Say goodbye to golden yesterdays: or your heart will never learn to love the present. – Anthony de Mello, SJ
I slept in on Memorial Day, or rather, I got up at my usual 4 a.m., read the May 31 entry in One Year Bible, and went back to sleep until 7. Then, I made the unusual decision to spend the morning in bed. I read, wrote, and watched about one-half of the documentary Absolute Beauty on the life of composer Samuel Barber. Many of us have heard his Adagio for Strings, unconsciously if not consciously, somewhere in the background of a film or moment. It is one of the most melancholy pieces of music in existence; mournful. By great coincidence, it was the music that accompanied my father’s passing.
A line struck me in the documentary: Do not tell a composer what his music is about. This resonates with me because I am at a pivotal moment in my life, accepting that I am truly entrenched in my sixties, and I have no idea what this means because I have never been here before. I’m pretty sure I’ve been pushing back. Certainly, I continue to discover new things about myself and I am learning that I am an ageist. I hold preconceived notions of what it means to grow old, be old, witness others as old, and I am prejudiced against my state in life with the definition of prejudice as a preconceived notion. It boils down to judgement, my repetitive sin.

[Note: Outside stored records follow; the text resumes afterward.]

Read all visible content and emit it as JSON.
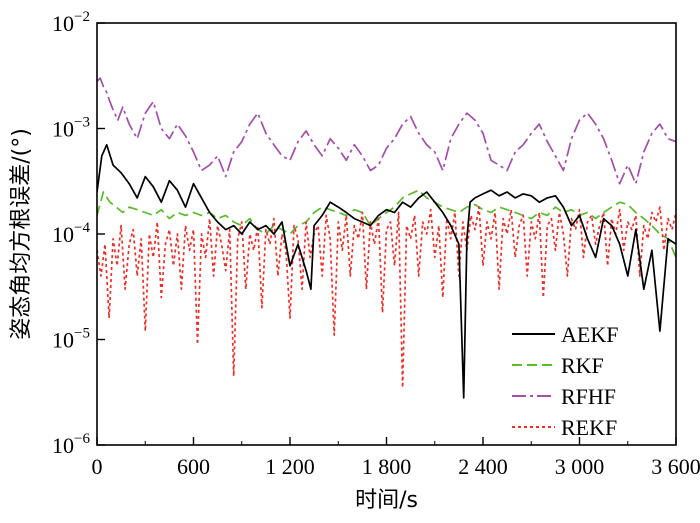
{
  "chart_data": {
    "type": "line",
    "title": "",
    "xlabel": "时间/s",
    "ylabel": "姿态角均方根误差/(°)",
    "xlim": [
      0,
      3600
    ],
    "ylim": [
      1e-06,
      0.01
    ],
    "yscale": "log",
    "grid": false,
    "legend_position": "bottom-right",
    "x_ticks": [
      {
        "value": 0,
        "label": "0"
      },
      {
        "value": 600,
        "label": "600"
      },
      {
        "value": 1200,
        "label": "1 200"
      },
      {
        "value": 1800,
        "label": "1 800"
      },
      {
        "value": 2400,
        "label": "2 400"
      },
      {
        "value": 3000,
        "label": "3 000"
      },
      {
        "value": 3600,
        "label": "3 600"
      }
    ],
    "y_ticks": [
      {
        "value": 0.01,
        "base": "10",
        "exp": "−2"
      },
      {
        "value": 0.001,
        "base": "10",
        "exp": "−3"
      },
      {
        "value": 0.0001,
        "base": "10",
        "exp": "−4"
      },
      {
        "value": 1e-05,
        "base": "10",
        "exp": "−5"
      },
      {
        "value": 1e-06,
        "base": "10",
        "exp": "−6"
      }
    ],
    "series": [
      {
        "name": "AEKF",
        "color": "#000000",
        "dash": "solid",
        "x": [
          0,
          30,
          60,
          100,
          150,
          200,
          250,
          300,
          350,
          400,
          450,
          500,
          550,
          600,
          650,
          700,
          750,
          800,
          850,
          900,
          950,
          1000,
          1050,
          1100,
          1150,
          1200,
          1250,
          1300,
          1330,
          1350,
          1400,
          1450,
          1500,
          1550,
          1600,
          1650,
          1700,
          1750,
          1800,
          1850,
          1900,
          1950,
          2000,
          2050,
          2100,
          2150,
          2200,
          2250,
          2280,
          2300,
          2320,
          2350,
          2400,
          2450,
          2500,
          2550,
          2600,
          2650,
          2700,
          2750,
          2800,
          2850,
          2900,
          2950,
          3000,
          3050,
          3100,
          3150,
          3200,
          3250,
          3300,
          3350,
          3400,
          3450,
          3500,
          3550,
          3600
        ],
        "y": [
          0.00025,
          0.00055,
          0.0007,
          0.00045,
          0.00038,
          0.0003,
          0.00022,
          0.00035,
          0.00028,
          0.0002,
          0.00032,
          0.00026,
          0.00018,
          0.0003,
          0.00022,
          0.00016,
          0.00013,
          0.00011,
          0.00012,
          0.0001,
          0.00013,
          0.00011,
          0.00012,
          0.0001,
          0.00013,
          5e-05,
          8e-05,
          4.5e-05,
          3e-05,
          0.00012,
          0.00015,
          0.0002,
          0.00018,
          0.00016,
          0.00014,
          0.00013,
          0.00012,
          0.00015,
          0.00017,
          0.00016,
          0.0002,
          0.00018,
          0.00022,
          0.00025,
          0.0002,
          0.00016,
          0.00012,
          8e-05,
          2.8e-06,
          9e-05,
          0.0002,
          0.00022,
          0.00024,
          0.00026,
          0.00023,
          0.00025,
          0.00022,
          0.00024,
          0.00023,
          0.0002,
          0.00022,
          0.00023,
          0.00018,
          0.00012,
          0.00015,
          9e-05,
          6e-05,
          0.00014,
          0.00012,
          8e-05,
          4e-05,
          0.00011,
          3e-05,
          7e-05,
          1.2e-05,
          9e-05,
          8e-05
        ]
      },
      {
        "name": "RKF",
        "color": "#5cb82e",
        "dash": "10,5",
        "x": [
          0,
          40,
          80,
          120,
          160,
          200,
          250,
          300,
          350,
          400,
          450,
          500,
          550,
          600,
          650,
          700,
          750,
          800,
          850,
          900,
          950,
          1000,
          1050,
          1100,
          1150,
          1200,
          1250,
          1300,
          1350,
          1400,
          1450,
          1500,
          1550,
          1600,
          1650,
          1700,
          1750,
          1800,
          1850,
          1900,
          1950,
          2000,
          2050,
          2100,
          2150,
          2200,
          2250,
          2300,
          2350,
          2400,
          2450,
          2500,
          2550,
          2600,
          2650,
          2700,
          2750,
          2800,
          2850,
          2900,
          2950,
          3000,
          3050,
          3100,
          3150,
          3200,
          3250,
          3300,
          3350,
          3400,
          3450,
          3500,
          3550,
          3600
        ],
        "y": [
          0.00015,
          0.00025,
          0.0002,
          0.00018,
          0.00016,
          0.00018,
          0.00017,
          0.00016,
          0.00015,
          0.00017,
          0.00014,
          0.00016,
          0.00015,
          0.00016,
          0.00015,
          0.00016,
          0.00014,
          0.00015,
          0.00013,
          0.00012,
          0.00014,
          0.00011,
          0.0001,
          0.00012,
          0.00011,
          0.0001,
          0.00012,
          0.00013,
          0.00016,
          0.00018,
          0.00017,
          0.00016,
          0.00015,
          0.00017,
          0.00016,
          0.00012,
          0.00014,
          0.00016,
          0.00018,
          0.00022,
          0.00024,
          0.00026,
          0.00022,
          0.0002,
          0.00018,
          0.00017,
          0.00016,
          0.00018,
          0.00019,
          0.00017,
          0.00016,
          0.00018,
          0.00017,
          0.00016,
          0.00015,
          0.00014,
          0.00016,
          0.00015,
          0.00018,
          0.00016,
          0.00017,
          0.00015,
          0.00016,
          0.00014,
          0.00016,
          0.00018,
          0.0002,
          0.00019,
          0.00016,
          0.00014,
          0.00012,
          0.0001,
          9e-05,
          6e-05
        ]
      },
      {
        "name": "RFHF",
        "color": "#a24fa8",
        "dash": "14,4,3,4",
        "x": [
          0,
          20,
          40,
          60,
          80,
          100,
          130,
          160,
          200,
          250,
          300,
          350,
          400,
          450,
          500,
          550,
          600,
          650,
          700,
          750,
          800,
          850,
          900,
          950,
          1000,
          1050,
          1100,
          1150,
          1200,
          1250,
          1300,
          1350,
          1400,
          1450,
          1500,
          1550,
          1600,
          1650,
          1700,
          1750,
          1800,
          1850,
          1900,
          1950,
          2000,
          2050,
          2100,
          2150,
          2200,
          2250,
          2300,
          2350,
          2400,
          2450,
          2500,
          2550,
          2600,
          2650,
          2700,
          2750,
          2800,
          2850,
          2900,
          2950,
          3000,
          3050,
          3100,
          3150,
          3200,
          3250,
          3300,
          3350,
          3400,
          3450,
          3500,
          3550,
          3600
        ],
        "y": [
          0.0028,
          0.003,
          0.0025,
          0.0022,
          0.0018,
          0.0015,
          0.0012,
          0.0016,
          0.0011,
          0.0008,
          0.0014,
          0.0018,
          0.001,
          0.0008,
          0.0011,
          0.00085,
          0.0006,
          0.0004,
          0.00045,
          0.00055,
          0.00035,
          0.0006,
          0.00075,
          0.0011,
          0.0014,
          0.0009,
          0.0007,
          0.00055,
          0.0005,
          0.00075,
          0.00095,
          0.0007,
          0.00055,
          0.0008,
          0.00065,
          0.0005,
          0.0007,
          0.00055,
          0.0004,
          0.00045,
          0.00065,
          0.0008,
          0.0011,
          0.0013,
          0.0009,
          0.0007,
          0.0006,
          0.0004,
          0.0008,
          0.0011,
          0.0014,
          0.0012,
          0.0009,
          0.0005,
          0.00045,
          0.0004,
          0.0006,
          0.0007,
          0.0009,
          0.0011,
          0.00075,
          0.00055,
          0.0004,
          0.0008,
          0.0012,
          0.0014,
          0.0011,
          0.0008,
          0.0005,
          0.0003,
          0.00045,
          0.0003,
          0.0006,
          0.0009,
          0.0011,
          0.0008,
          0.00075
        ]
      },
      {
        "name": "REKF",
        "color": "#e8302a",
        "dash": "3,3",
        "x": [
          0,
          25,
          50,
          75,
          100,
          125,
          150,
          175,
          200,
          225,
          250,
          275,
          300,
          325,
          350,
          375,
          400,
          425,
          450,
          475,
          500,
          525,
          550,
          575,
          600,
          625,
          650,
          675,
          700,
          725,
          750,
          775,
          800,
          825,
          850,
          875,
          900,
          925,
          950,
          975,
          1000,
          1025,
          1050,
          1075,
          1100,
          1125,
          1150,
          1175,
          1200,
          1225,
          1250,
          1275,
          1300,
          1325,
          1350,
          1375,
          1400,
          1425,
          1450,
          1475,
          1500,
          1525,
          1550,
          1575,
          1600,
          1625,
          1650,
          1675,
          1700,
          1725,
          1750,
          1775,
          1800,
          1825,
          1850,
          1875,
          1900,
          1925,
          1950,
          1975,
          2000,
          2025,
          2050,
          2075,
          2100,
          2125,
          2150,
          2175,
          2200,
          2225,
          2250,
          2275,
          2300,
          2325,
          2350,
          2375,
          2400,
          2425,
          2450,
          2475,
          2500,
          2525,
          2550,
          2575,
          2600,
          2625,
          2650,
          2675,
          2700,
          2725,
          2750,
          2775,
          2800,
          2825,
          2850,
          2875,
          2900,
          2925,
          2950,
          2975,
          3000,
          3025,
          3050,
          3075,
          3100,
          3125,
          3150,
          3175,
          3200,
          3225,
          3250,
          3275,
          3300,
          3325,
          3350,
          3375,
          3400,
          3425,
          3450,
          3475,
          3500,
          3525,
          3550,
          3575,
          3600
        ],
        "y": [
          7e-05,
          4e-05,
          8e-05,
          1.6e-05,
          9e-05,
          5e-05,
          0.00012,
          3e-05,
          8e-05,
          0.00011,
          4e-05,
          9e-05,
          1.2e-05,
          0.0001,
          6e-05,
          0.00013,
          2.5e-05,
          8e-05,
          0.00011,
          5e-05,
          0.0001,
          3e-05,
          0.00012,
          7e-05,
          0.00011,
          9e-06,
          0.0001,
          6e-05,
          0.00014,
          4e-05,
          0.00012,
          8e-05,
          4.5e-05,
          0.00011,
          4.5e-06,
          9e-05,
          0.00013,
          3e-05,
          0.0001,
          7e-05,
          0.00012,
          2e-05,
          0.00011,
          8e-05,
          0.00014,
          4e-05,
          0.0001,
          7e-05,
          1.6e-05,
          0.00012,
          9e-05,
          3e-05,
          0.00013,
          6e-05,
          0.0001,
          0.00012,
          4e-05,
          0.00015,
          9e-05,
          1.1e-05,
          0.00013,
          7e-05,
          0.00015,
          4e-05,
          0.00012,
          9e-05,
          0.00016,
          3e-05,
          0.00013,
          8e-05,
          0.00014,
          1.8e-05,
          0.00011,
          0.00013,
          5e-05,
          0.00016,
          3.5e-06,
          0.00012,
          9e-05,
          0.00015,
          4e-05,
          0.00013,
          0.0001,
          0.00017,
          6e-05,
          0.00012,
          2.5e-05,
          0.00014,
          9e-05,
          0.00016,
          4e-05,
          0.00013,
          7e-05,
          0.00015,
          0.00011,
          0.00018,
          5e-05,
          0.00013,
          9e-05,
          0.00016,
          3e-05,
          0.00014,
          0.0001,
          0.00017,
          6e-05,
          0.00012,
          0.00015,
          4e-05,
          0.00013,
          9e-05,
          0.00016,
          2.5e-05,
          0.00012,
          0.00014,
          7e-05,
          0.00016,
          0.0001,
          4e-05,
          0.00014,
          0.00011,
          0.00017,
          6e-05,
          0.00013,
          0.00015,
          8e-05,
          0.00012,
          0.00016,
          5e-05,
          0.00014,
          0.0001,
          0.00017,
          7e-05,
          0.00013,
          0.00011,
          0.00015,
          4e-05,
          0.00012,
          9e-05,
          0.00016,
          0.00013,
          0.00018,
          7e-05,
          0.00014,
          0.00011,
          0.00016
        ]
      }
    ]
  }
}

On a day set aside to remember lives spent in sacrifice for our country, I read Mary Pipher’s Women Rowing North. I’m not far along in the book (it’s miraculous that I’ve kept my resolution to read the Bible in 2021) when Pipher nails it: “…ageism is a prejudice against one’s future self.” She follows this with keen suggestions to “resolve not to criticize ourselves or other women or make negative remarks about aging or appearance. We can write, speak out, or utilize music, art, and theater to change the way we are treated and perceived.”

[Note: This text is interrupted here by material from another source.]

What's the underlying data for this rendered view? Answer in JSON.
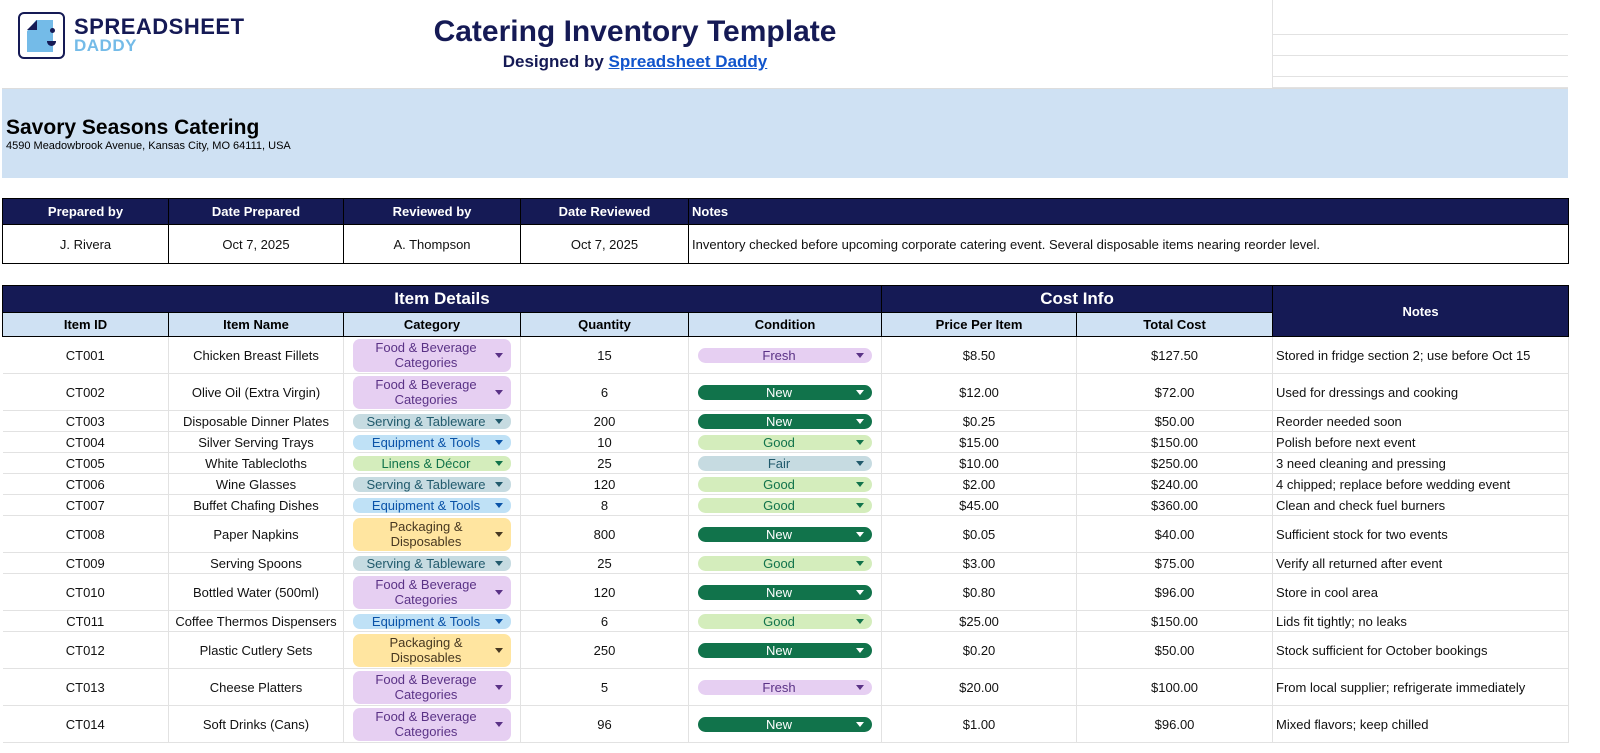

Swaying between music, film and written words, I realized that my age is becoming my adagio, a slower movement, more meaningful. It can be played across the creases in my skin, written on the brow of my forehead where I pencil in color that has disappeared, and displayed like the crepe of a theater curtain draping the disappearance of muscle. And I am instructed to conduct my behavior without critical appraisal of the aging foreigners around me or of myself.
To clear the hurdle of denial, I need to hone wisdom and be open to accept change gracefully. In Barber’s Adagio, there is a pacing, a skillful architecture of beauty coexisting with time, but Barber has also written dissonant music, inharmonious riffs that buck the flow of violin cascades with the thick, tonal discord of an oboe. It’s the same with aging. The insights from well-earned knowledge are at odds with malady and loss. Harmony gets lost in crises. Regret begets resentment and some old-timers grow ugly, a leading cause of loneliness.
I’ll finish Pipher’s book. I suspect she’s going to offer a compass and map for the metaphorical river north. What is “north” anyway? A synonym for “up”? Is Pipher alluding to the cliche of aging as a means of “going south”? And why do I have to row? I like motorboats.
I’ve been living in the South for a long time now and it’s my region of choice for this journey toward eternity. I like to counter Barber’s somber classicism with Love Me Right by Sister. Hannah Anderson’s lyrics unfold in an upbeat dance tune stressing how she wants to be heard, loved and held, her thoughts keep replaying and all things heal with time. If I could write my age in music, these final movements would be lyrical, filled with birdsong and the sound of leaves lifted by the whisper of wind. I accept my age and I won’t judge yours. Just don’t tell me what my music is about. I’ll compose this adagio, conduct it with oar in hand, and row like hell into the beautiful hereafter.